Son mal de tête empirait. Suis-je devenue aveugle ? se demanda-t-elle, car elle avait du mal à garder les yeux ouverts. Ai-je perçu une lumière ? Elle avait le souvenir d’un unique éclair lumineux, comme un obturateur photographique qui s’ouvre et se referme si vite que les nerfs optiques ne réagissent pas… elle ne l’avait pas vu en réalité. Et pourtant ses yeux étaient blessés, elle sentait la blessure. Son corps, tout son être paraissait endommagé. Pas étonnant. Mais le sol ? Elle ne voyait pas de crevasse. Et la maison était debout. Seuls les fenêtres et les objets ménagers étaient détruits. La charpente restait, mais il n’y avait plus rien dedans !
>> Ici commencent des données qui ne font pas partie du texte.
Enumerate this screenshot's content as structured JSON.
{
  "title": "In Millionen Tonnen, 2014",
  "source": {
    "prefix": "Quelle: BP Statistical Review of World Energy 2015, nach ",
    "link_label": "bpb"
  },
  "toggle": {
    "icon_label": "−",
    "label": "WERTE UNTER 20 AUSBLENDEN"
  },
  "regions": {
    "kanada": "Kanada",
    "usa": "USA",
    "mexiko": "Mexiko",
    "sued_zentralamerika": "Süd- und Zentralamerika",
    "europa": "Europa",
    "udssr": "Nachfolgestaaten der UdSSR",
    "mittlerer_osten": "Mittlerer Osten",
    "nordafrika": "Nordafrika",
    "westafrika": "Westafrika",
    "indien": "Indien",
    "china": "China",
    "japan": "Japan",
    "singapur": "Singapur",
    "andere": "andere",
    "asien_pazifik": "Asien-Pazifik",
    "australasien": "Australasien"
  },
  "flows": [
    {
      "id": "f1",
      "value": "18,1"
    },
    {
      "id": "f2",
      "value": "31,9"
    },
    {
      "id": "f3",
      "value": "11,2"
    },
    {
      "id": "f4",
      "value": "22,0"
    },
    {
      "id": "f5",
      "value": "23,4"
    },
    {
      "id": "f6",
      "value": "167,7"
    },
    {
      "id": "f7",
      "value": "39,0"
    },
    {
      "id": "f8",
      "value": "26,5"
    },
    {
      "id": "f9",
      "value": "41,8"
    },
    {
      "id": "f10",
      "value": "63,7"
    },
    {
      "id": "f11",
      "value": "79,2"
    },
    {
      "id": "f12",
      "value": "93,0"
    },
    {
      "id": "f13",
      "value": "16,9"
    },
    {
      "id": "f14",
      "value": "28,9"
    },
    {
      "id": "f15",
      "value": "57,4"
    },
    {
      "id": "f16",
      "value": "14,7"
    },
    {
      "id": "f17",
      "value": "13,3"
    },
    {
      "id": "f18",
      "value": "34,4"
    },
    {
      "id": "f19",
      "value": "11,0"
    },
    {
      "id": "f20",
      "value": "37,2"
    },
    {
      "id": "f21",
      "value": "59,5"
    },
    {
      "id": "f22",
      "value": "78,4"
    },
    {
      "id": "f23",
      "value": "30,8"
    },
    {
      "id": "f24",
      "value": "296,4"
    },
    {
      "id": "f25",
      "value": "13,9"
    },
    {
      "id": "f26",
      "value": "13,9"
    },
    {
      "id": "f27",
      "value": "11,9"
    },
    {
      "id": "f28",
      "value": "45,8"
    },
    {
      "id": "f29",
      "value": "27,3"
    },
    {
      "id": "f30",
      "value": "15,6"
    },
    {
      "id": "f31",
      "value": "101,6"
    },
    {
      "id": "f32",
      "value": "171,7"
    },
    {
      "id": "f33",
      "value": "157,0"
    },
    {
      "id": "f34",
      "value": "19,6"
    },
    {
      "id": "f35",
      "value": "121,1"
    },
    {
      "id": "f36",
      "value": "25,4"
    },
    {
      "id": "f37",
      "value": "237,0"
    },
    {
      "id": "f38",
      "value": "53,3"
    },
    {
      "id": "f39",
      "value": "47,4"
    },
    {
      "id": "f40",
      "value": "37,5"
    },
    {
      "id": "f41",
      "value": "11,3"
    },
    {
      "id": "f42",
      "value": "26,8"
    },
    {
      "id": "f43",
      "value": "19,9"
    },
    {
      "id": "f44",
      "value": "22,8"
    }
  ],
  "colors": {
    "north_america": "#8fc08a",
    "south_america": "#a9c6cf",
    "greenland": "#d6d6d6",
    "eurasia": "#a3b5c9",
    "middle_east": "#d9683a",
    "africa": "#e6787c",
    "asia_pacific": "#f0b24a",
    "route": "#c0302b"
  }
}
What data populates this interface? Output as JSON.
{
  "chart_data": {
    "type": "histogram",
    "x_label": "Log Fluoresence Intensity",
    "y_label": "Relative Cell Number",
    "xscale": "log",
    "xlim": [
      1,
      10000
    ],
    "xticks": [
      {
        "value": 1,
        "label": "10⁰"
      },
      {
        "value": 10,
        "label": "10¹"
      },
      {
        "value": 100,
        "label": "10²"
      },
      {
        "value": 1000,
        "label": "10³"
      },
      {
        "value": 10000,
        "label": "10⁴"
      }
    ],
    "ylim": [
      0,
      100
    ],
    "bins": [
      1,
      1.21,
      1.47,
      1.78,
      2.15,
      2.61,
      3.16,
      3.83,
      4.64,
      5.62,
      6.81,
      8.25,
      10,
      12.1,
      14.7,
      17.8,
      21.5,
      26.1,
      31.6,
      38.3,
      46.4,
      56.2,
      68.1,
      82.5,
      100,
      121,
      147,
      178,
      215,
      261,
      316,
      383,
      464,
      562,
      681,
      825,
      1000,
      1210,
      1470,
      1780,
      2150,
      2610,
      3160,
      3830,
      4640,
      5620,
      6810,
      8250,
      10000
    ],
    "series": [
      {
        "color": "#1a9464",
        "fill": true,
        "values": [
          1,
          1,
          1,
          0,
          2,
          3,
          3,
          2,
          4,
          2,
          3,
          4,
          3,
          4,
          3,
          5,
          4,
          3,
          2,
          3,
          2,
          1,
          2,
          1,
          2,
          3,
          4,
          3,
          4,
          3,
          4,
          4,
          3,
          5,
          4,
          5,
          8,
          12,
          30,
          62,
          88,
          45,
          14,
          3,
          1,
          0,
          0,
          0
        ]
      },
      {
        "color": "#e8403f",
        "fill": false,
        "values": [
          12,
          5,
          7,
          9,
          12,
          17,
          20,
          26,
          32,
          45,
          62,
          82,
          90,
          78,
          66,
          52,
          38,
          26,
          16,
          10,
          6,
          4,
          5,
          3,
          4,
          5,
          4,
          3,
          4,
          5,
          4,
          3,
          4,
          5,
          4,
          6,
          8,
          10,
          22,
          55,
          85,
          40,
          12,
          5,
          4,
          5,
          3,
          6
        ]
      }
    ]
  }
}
Tout en marchant lentement, elle songeait : il faut que je trouve du secours. J’ai besoin de soins médicaux. Puis, alors qu’elle trébuchait et manquait tomber, elle jeta un coup d’œil circulaire et vit de nouveau la colonne de fumée brune dans le sud. Est-ce que San Francisco est déjà en feu ?
Cela brûle, conclut-elle. C’est une calamité. La ville même a été atteinte et pas seulement West Marin. Pas seulement la population du comté, mais tous les habitants de la ville. Il doit y avoir des milliers de morts. Ils vont décréter l’état d’urgence nationale et faire appel à la Croix-Rouge et à l’Armée. Nous nous en souviendrons jusqu’à notre dernier jour. Tout en avançant, elle se mit à pleurer, le visage dans les mains, ne voyant plus où elle allait, et ne s’en souciant plus. Ce n’était plus sur elle-même et la ruine de sa maison qu’elle pleurait. C’était pour la ville au sud. Pour tous ses habitants et tout ce qui s’y trouvait et ce qui y était arrivé.
Elle savait qu’elle ne la verrait jamais plus. Il n’y avait plus de San Francisco. Fini. La fin était survenue ce jour même. Les larmes aux yeux, elle errait mais se rapprochait quand même du bourg. Elle entendait déjà des voix monter de la plaine. Elle se guida sur le son.